BBC News, 22nd January 2010The head of a top independent school says poor children are in danger of being deceived by "worthless qualifications".
Headmaster of Harrrow School Barnaby Lenon said pupils could be misled over the value of "high grades in soft subjects".
He said the scrapping of O-levels and CSEs in 1988 led to rapidly falling education standards at the age of 16.
He was speaking at a head teachers conference in London.
Mr Lenon said it was wrong to let pupils believe that taking "soft" subjects would bring them a top job.
'X Factor'
"If we want the brightest children from our poorest homes to fulfil their potential we must not deceive them with high grades in soft subjects or allow them to believe that going to any old university to read any subject is going to be the path to prosperity, because it's not," he said.
"So let us not deceive our children, and especially children from poorer homes with worthless qualifications so that they become like the citizens of Weimar Germany or Robert Mugabe's Zimbabwe carrying their certificates around in a wheelbarrow, or produce people like those girls in the first round of X Factor who tell us they want to be the next Britney Spears but they can't sing a note."

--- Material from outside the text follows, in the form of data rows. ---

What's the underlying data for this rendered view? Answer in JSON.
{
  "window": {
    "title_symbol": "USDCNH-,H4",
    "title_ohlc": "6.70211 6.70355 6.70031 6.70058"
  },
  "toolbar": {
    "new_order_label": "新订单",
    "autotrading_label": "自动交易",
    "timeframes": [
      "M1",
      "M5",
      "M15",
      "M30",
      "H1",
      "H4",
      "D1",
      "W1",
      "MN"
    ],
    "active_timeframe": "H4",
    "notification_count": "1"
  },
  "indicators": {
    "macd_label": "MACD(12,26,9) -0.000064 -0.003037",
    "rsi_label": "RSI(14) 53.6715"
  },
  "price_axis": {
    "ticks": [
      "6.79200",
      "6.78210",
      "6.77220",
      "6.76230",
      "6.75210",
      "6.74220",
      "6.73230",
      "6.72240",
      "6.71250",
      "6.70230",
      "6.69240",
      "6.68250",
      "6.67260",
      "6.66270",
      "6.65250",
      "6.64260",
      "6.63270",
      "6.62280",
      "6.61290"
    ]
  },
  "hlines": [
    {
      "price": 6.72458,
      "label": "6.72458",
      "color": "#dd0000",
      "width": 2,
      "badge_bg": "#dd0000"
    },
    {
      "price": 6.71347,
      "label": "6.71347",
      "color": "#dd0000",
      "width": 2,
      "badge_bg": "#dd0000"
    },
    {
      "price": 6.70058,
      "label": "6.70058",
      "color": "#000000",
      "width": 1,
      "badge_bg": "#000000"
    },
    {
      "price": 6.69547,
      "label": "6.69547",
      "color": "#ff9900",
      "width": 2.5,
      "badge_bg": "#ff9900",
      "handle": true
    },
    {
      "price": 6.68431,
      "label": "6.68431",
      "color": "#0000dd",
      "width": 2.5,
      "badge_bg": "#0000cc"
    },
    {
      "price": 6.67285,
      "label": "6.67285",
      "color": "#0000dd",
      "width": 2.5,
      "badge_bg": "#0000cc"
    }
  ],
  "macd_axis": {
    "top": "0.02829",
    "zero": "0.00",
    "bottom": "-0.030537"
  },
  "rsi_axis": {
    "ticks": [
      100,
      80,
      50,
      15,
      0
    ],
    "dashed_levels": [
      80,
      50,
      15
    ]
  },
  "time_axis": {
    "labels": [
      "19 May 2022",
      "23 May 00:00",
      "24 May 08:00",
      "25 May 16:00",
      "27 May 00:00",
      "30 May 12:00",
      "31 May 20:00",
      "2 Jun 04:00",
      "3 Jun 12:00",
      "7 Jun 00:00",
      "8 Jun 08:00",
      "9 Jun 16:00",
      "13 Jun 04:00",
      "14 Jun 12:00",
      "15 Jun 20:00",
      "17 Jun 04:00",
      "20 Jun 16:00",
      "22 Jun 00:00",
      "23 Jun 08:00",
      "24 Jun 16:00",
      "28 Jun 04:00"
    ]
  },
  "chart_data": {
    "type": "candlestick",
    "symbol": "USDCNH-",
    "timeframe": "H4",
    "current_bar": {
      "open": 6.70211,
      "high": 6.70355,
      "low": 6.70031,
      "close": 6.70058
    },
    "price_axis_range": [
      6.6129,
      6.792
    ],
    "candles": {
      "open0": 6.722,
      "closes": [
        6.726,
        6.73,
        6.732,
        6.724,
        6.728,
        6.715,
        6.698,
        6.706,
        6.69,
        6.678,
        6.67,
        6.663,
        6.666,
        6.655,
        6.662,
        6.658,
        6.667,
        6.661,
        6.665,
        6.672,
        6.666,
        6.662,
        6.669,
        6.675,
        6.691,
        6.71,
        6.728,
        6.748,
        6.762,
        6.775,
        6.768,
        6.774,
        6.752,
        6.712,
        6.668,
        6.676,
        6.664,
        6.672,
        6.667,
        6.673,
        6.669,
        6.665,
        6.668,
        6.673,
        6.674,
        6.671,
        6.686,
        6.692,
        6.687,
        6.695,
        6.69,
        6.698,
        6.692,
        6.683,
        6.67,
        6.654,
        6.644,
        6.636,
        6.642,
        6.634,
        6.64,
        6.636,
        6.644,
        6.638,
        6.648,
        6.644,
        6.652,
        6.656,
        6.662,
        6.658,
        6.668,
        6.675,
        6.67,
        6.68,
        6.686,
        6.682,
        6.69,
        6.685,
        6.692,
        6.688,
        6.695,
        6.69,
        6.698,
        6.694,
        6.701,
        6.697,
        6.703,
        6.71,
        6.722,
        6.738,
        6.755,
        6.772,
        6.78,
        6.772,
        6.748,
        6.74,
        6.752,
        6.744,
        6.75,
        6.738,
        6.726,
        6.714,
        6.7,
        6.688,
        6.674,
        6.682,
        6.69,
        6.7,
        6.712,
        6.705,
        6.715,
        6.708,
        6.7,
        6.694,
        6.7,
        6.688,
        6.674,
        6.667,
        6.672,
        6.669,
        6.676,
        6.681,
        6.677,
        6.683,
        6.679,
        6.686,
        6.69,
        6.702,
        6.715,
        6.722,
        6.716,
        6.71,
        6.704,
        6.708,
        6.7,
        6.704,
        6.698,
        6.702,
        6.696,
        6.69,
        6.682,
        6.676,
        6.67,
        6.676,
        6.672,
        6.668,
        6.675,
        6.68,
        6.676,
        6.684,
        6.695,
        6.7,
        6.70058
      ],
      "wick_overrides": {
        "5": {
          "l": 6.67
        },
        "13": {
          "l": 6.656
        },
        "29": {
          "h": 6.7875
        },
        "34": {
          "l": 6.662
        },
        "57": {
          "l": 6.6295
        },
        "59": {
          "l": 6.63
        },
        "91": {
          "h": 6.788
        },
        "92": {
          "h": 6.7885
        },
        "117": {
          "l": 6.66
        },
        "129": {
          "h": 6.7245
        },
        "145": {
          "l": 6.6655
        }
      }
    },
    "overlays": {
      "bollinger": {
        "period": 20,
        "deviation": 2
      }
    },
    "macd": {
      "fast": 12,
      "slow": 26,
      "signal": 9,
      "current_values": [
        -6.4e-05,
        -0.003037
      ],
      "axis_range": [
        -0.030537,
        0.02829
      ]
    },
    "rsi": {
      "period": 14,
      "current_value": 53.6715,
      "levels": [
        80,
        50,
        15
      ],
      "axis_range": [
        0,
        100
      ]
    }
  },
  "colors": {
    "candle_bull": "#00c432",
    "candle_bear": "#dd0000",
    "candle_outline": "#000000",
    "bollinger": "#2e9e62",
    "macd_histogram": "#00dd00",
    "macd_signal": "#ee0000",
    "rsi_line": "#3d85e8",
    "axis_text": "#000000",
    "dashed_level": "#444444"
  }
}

He warned that making social mobility the aim of England's education system could easily lead to "dumbing down" of qualifications.
He said he had been teaching in 1988 when CSEs and O-levels were abolished in favour of GCSEs and that standards of education at 16 "fell at that moment".
This had brought implications for A-levels and universities.
After the publication of a report into social mobility earlier this week, former minister Alan Milburn called for "a second great wave of social mobility" like that of the 1950s and 1960s.
The report warned that people entering careers such as medicine, law and journalism were increasingly likely to be from more affluent families.
Currently 75% of judges and 45% of senior civil servants are privately educated.
The report's authors called for wider access to universities, better careers advice to raise pupils' aspirations and more extra-curricular activity for state school pupils.
'Blurring of the lines'
The head of the Independent Schools Council David Lyscom, who was also at Friday's conference of 100 head teachers from the state and private sectors, said the key to social mobility was raising standards in the maintained sector.
"It should be a bottom-up process," he said.
"We should not be asking universities and professions to doctor their application criteria in order to favour a lower academic standard just because someone appears to come from a disadvantaged background.
"There has been a blurring of the lines and it is not just the rich and privileged people who send their children to independent schools.
"Top state schools are usually in middle class areas which people have paid to move in to and in the independent sector we have an increasing number of pupils receiving means-tested bursaries."
The Department for Children, Schools and Families has not yet commented on Mr Lenon's speech.